Focus on Time Banking, a new experiment to improve social inclusion and community health.

La « banque du temps » (Time Banking) est un concept encore relativement peu connu, mais de plus en plus répandu dans les débats sur le développement local. Il s’agit d’une application particulière des monnaies complémentaires (voir le dossier à ce sujet) ; dans les deux cas, l’objectif est le même : renforcer les échanges locaux et relier les besoins non satisfaits aux ressources disponibles sans passer par l’économie monétaire traditionnelle.

La toute première des ressources sociales disponibles est le temps que les habitants d’un quartier, d’une ville ou d’une région, sont prêts à consacrer au travail non rémunéré. Cette ressource est particulièrement précieuse dans le cas des régions et des populations pauvres en termes monétaires ; bien souvent, la pauvreté monétaire bloque les échanges locaux autres que le troc et condamne ces populations en difficulté à l’assistanat. D’où l’idée d’une « banque du temps », qui crée une économie parallèle où l’unité de compte n’est plus la monnaie mais le temps : quelqu’un qui consacre une heure de travail au service de sa région ou de sa ville aura ainsi gagné une heure de travail dont il pourra profiter lui-même. Avec cette heure, il pourra « acheter » un service dont il a besoin. Se tissent ainsi de liens nouveaux entre les habitants, qui peuvent échanger entre eux des services autrement que sous la forme du troc.

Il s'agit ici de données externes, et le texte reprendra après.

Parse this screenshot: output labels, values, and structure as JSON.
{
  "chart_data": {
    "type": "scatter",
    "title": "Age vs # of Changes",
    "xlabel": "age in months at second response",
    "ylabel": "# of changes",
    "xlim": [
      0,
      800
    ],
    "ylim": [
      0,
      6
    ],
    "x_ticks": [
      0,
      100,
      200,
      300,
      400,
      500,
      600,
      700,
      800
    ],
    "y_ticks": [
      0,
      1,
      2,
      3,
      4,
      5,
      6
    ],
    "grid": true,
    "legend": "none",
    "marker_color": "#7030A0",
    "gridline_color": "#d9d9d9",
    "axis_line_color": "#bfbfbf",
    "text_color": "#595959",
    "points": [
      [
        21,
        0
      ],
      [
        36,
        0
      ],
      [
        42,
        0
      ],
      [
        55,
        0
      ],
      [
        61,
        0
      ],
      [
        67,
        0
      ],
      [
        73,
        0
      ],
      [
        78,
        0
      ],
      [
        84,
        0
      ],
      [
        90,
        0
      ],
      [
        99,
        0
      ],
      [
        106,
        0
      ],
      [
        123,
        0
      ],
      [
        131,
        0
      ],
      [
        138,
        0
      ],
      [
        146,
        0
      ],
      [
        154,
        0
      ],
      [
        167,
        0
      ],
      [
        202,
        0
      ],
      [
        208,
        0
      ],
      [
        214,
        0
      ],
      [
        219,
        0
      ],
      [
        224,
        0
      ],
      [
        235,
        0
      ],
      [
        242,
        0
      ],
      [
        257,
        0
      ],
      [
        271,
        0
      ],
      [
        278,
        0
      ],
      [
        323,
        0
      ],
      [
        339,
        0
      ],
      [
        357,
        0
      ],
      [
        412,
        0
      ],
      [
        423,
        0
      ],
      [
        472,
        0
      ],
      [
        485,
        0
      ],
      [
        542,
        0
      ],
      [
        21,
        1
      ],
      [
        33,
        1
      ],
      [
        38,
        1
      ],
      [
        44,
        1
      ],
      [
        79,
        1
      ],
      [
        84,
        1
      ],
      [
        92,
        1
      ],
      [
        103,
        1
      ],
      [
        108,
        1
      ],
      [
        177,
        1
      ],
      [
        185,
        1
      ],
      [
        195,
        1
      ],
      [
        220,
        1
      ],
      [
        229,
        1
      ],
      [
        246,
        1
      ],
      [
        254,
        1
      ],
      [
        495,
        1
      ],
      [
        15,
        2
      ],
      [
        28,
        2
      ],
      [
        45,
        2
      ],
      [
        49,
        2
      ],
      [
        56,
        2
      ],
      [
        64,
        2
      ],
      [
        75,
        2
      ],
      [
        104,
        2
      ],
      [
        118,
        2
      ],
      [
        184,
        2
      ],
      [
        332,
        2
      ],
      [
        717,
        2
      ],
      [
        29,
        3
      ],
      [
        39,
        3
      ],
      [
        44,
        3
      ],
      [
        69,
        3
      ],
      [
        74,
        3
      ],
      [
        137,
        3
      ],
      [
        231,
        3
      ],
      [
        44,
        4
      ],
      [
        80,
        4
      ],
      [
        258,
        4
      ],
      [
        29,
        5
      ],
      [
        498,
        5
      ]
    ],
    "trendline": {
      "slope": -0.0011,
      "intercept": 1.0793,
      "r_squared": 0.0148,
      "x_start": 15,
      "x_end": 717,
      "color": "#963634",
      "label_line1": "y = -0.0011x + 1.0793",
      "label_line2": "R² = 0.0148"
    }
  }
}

De nombreuses expérimentations ont déjà eu lieu dans ce domaine, notamment aux Etats-Unis où le premier « time-dollar » a vu le jour dans les années 1980, mais aussi à Londres. Les banques du temps s’avèrent particulièrement efficaces pour stimuler les services à la personne et les services sociaux. Comme le montre l’étude de la New Economics Foundation, « Using time banking for neighbourhood renewal and community capacity building », le principal avantage de la monnaie-temps est d’impliquer les citoyens dans la coproduction des services sociaux : précisément parce qu’il ne s’agit pas du bénévolat mais d’un système d’échange, ce système arrive à impliquer des populations qui, normalement, se consacrent peu au travail bénévole, comme les chômeurs et les salariés à bas salaires. Toutes ses raisons ont poussé la NEF à publier, en 2001, un « Manifeste pour les banques du temps », qui résume de façon synthétique l’utilité de ces modes d’échange pour le développement économique local.